Seasoned filmmaker Patricio Guzmán, whose groundbreaking 1975 The Battle of Chile was a key event in the history of the documentary form, follows his astonishing recent work Nostalgia for the Light (2011) with a similar exploration of familiar themes such as memory and the historical past. The Pearl Button was awarded the Silver Bear for Best Script at 2015 Berlin Film Festival and is opening in NYC at IFC Center and Lincoln Plaza Cinema in New York City this weekend.
Knight: The Pearl Button is a very beautiful and moving film. I was very impressed with the way you used the metaphor of water, that is usually associated with life, to symbolise death and tragedy. And you used this metaphor to link two apparently unconnected stories: the story of the indigenous people who lived in the waterways of Western Patagonia and Pinochet’s dictatorship practice of dumping political prisoners in the sea.
Guzman: First of all we have to consider that Chile has 2,670 miles of coastline, that is a lot of water. Particularly in the South, there are a lot of channels entering the continent. Those channels were once inhabited by six different indigenous groups. And they were all executed by white men at the beginning of the 20th century.
There’s also the story of Jemmy Button, an indigenous inhabitant who was taken to England to be “civilised”. He agreed to go in exchange for a single mother-of-pearl button, hence his English name. When he was brought back to his community in Patagonia, he couldn’t readapt, he remained very much isolated, he died alone. These were discoveries that I made on a trip to Patagonia and served as the basis for the film.
I spent 10 days navigating through the channels with a small vessel, and when I arrived back in Santiago de Chile, I came across another story: a pearl button was found stuck to a rail brought to the surface by ocean divers. And I immediately made the connection between Jemmy Button and this other button. And with that, I pretty much had the whole film. And yes, it is my claim in the film that the ocean contains the history of all humanity.
Knight: There is a reflection in the film about “the memory of water”, about how water remembers things, events, people. I was wondering if you were referring to the latest medical research from Japan where doctors discovered that water has indeed memory and the ability to form a molecular imprint of everything that comes into contact with it?
Guzman: Actually there are studies about the memory of water that are much older than that. Even in the 19th century in the diaries of FitzRoy, he mentions the possibility of water having memory. There’s another very interesting book by a researcher called Theodor Schwenk, it’s called Sensitive Chaos, published in 1962. This book also talks about water having memory.
Knight: I suppose those were theories whereas now there’s actually scientific proof that water has memory. And not many people know that.
Guzman: That’s true. The very first scientist who started to talk about that was a French scientist in the 1950s. And no one believed him!
Knight: Has the metaphor of ‘sea as cemetery’ been explored by other Chilean artists before or is this the first time it’s been put together in this way?
Guzman: The first time in cinema yes. As to the other Chilean artists I’m not completely sure.
Knight: Could you talk about the potential of beauty and beautiful imagery to convey horror and horrific events in such a powerful way? From this point of view, your film is like a cinematic oxymoron. There’s a disconnect between form and content in your film that mirrors the disconnect that must take place in the human brain when witnessing such horrors.
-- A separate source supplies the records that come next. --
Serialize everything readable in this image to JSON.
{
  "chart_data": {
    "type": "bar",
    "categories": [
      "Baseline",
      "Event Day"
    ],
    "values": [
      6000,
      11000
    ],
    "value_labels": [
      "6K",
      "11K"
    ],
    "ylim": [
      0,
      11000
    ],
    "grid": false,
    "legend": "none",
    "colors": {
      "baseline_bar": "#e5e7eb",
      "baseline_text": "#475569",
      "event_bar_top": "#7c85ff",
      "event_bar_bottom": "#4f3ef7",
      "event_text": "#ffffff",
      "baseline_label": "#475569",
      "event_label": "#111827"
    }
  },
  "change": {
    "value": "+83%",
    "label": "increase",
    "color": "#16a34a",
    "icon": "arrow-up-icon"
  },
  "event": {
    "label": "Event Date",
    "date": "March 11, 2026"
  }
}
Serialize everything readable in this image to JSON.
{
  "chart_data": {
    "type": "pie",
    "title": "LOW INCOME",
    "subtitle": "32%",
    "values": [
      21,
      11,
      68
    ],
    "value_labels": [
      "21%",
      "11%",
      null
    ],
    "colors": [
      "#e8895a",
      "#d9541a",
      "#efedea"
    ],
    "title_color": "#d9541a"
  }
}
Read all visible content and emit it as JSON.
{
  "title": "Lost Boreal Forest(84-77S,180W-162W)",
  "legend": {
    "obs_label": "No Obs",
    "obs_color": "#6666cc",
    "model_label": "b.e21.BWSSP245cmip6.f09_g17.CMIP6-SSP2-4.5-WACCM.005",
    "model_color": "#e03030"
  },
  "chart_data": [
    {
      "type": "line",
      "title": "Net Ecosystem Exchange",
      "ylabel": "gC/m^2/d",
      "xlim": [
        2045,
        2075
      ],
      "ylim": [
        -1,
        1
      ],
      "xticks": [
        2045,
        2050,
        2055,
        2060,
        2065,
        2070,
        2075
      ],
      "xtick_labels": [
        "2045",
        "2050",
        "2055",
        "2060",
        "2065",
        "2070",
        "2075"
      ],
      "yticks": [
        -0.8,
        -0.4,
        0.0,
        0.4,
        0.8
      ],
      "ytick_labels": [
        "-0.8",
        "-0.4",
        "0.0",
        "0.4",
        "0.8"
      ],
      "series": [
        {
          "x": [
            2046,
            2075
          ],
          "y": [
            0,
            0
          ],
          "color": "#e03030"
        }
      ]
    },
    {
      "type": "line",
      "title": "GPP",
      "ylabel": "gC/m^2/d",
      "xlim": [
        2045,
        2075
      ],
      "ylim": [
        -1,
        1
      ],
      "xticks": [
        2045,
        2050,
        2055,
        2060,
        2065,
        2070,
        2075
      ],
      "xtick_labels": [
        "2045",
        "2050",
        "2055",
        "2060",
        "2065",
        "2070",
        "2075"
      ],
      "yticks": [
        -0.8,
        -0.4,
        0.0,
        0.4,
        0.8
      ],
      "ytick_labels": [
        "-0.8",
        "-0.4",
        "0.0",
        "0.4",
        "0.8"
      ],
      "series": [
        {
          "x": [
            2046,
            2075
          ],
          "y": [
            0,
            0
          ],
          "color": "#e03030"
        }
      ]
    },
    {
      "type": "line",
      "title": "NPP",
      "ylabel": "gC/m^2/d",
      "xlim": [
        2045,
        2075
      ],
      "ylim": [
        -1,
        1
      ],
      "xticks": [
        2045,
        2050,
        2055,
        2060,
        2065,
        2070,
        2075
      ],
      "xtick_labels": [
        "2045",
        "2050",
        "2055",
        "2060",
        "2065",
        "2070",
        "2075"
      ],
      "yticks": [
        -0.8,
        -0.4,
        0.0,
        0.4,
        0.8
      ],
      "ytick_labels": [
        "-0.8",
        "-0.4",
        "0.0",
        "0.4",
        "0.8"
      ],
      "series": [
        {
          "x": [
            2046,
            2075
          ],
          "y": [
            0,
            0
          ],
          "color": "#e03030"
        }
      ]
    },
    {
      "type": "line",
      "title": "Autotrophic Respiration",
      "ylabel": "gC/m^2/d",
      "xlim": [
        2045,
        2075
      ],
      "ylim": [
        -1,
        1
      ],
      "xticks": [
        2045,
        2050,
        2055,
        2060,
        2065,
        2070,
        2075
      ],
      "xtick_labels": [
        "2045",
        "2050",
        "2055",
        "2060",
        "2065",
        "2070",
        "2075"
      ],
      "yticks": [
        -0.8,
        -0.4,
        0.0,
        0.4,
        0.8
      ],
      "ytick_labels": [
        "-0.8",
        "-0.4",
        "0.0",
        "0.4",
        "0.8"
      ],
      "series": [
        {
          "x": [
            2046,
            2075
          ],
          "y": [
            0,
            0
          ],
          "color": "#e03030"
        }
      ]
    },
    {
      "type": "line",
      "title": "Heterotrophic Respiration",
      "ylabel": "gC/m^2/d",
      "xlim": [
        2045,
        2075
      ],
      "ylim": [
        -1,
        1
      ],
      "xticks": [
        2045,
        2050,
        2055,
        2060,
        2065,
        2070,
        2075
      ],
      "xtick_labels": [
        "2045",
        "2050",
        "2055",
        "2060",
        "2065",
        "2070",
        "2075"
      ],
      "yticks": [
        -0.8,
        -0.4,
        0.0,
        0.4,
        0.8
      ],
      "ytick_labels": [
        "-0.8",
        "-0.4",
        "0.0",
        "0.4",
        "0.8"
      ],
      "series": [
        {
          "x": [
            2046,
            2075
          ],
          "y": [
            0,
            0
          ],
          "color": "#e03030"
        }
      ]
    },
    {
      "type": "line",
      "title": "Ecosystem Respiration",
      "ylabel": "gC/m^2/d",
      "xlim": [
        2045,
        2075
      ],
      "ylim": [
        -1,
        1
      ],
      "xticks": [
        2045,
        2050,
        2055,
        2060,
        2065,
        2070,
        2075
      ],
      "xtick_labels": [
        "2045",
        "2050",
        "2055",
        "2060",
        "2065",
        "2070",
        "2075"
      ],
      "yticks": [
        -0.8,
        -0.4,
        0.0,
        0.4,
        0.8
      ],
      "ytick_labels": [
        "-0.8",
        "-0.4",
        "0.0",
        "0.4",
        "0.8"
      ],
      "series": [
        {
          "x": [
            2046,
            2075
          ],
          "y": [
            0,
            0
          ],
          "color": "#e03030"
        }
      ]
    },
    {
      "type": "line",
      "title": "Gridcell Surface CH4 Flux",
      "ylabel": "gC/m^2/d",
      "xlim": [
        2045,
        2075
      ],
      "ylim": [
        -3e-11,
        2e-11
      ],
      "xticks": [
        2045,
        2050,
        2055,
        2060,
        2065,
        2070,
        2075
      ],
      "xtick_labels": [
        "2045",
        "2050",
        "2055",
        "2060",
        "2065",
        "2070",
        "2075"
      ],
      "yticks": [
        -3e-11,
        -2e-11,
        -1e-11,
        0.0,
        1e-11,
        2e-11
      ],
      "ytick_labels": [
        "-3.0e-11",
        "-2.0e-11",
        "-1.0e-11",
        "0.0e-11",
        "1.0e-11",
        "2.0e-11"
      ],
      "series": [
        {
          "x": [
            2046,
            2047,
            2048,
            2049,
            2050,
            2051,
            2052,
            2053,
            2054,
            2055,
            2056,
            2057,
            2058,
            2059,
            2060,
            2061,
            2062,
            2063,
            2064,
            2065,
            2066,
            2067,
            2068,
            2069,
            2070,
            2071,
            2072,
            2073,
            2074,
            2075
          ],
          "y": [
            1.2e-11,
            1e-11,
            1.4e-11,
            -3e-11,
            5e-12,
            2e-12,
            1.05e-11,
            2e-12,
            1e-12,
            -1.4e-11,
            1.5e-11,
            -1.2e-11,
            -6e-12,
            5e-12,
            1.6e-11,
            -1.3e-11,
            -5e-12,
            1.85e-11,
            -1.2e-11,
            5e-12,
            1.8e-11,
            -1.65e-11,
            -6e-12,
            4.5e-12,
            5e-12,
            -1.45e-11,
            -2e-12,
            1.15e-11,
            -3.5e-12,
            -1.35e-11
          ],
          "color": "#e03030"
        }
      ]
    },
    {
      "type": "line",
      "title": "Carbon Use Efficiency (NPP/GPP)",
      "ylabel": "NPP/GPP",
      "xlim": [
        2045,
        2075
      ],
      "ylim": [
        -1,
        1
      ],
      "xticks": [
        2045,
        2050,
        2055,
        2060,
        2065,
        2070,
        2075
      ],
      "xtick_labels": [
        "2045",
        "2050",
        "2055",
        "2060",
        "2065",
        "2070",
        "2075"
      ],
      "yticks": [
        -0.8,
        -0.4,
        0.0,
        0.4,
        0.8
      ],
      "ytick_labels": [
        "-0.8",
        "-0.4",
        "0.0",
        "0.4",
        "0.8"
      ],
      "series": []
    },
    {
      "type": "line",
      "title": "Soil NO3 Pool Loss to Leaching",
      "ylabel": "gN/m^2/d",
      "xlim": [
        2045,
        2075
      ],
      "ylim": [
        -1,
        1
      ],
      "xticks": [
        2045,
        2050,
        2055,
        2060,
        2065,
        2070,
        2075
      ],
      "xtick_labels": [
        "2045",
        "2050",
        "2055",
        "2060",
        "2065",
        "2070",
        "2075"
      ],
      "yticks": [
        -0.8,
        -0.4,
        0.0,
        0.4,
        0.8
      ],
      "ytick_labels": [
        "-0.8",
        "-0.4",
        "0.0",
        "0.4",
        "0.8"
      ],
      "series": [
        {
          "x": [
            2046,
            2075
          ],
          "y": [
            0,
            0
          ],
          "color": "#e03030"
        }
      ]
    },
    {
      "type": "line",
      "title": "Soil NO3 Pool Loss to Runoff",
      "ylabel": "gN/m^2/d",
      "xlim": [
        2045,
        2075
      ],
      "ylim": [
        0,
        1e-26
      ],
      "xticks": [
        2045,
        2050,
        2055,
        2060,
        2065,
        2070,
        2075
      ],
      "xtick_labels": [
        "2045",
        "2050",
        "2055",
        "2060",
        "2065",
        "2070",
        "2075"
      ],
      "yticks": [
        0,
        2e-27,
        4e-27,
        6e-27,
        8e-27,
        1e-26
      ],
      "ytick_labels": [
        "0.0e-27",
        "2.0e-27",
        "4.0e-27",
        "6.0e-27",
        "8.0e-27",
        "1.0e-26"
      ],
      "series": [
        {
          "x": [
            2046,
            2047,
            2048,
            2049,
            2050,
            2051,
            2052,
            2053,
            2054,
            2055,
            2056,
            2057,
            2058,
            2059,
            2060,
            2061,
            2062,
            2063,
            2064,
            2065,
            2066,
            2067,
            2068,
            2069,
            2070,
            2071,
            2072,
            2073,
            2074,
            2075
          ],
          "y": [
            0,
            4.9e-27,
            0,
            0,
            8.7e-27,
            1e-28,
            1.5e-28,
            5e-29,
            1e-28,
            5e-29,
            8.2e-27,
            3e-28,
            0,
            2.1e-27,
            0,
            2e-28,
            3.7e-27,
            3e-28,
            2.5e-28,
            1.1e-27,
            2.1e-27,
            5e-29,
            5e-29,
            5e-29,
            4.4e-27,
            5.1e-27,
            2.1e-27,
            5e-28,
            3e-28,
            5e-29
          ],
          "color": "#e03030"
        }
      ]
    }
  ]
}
Guzman: The landscape where I shot the film is very beautiful, especially the channels in the South. There are waterfalls of ice and the sea has a very deep blue colour. There are also volcanos. That’s where the five main indigenous tribes lived and were very happy. And they all died within 2 years after the white men arrived. They wanted the land all to themselves so that they could bring cattle. They hired gunmen to exterminate the indigenous people. Those who remained alive were taken to the missions where they got contaminated with microbes brought from Europe. Today there are only six indigenous people alive.
Knight: What aspect of filmmaking have you found the most challenging in the making of this film?
Guzman: The most challenging part was navigating through those channels, there are very few boats that venture that way. Days and weeks can pass by without encountering any other human beings. And storms happen out of the blue. In those cases, you have to take shelter in a narrow channel and wait for it to pass.
There was another challenge near the coast of Santiago where Pinochet’s political prisoners were dumped. In this case the challenge was not geographic but the fact that there are still very few people willing to talk about it. All in all, it was a difficult film to make.
Knight: This was actually my next question: I read in your interview with Frederick Wiseman that the Chilean television is still a bit reluctant, even now, to show your documentaries on TV, is it true of this film also?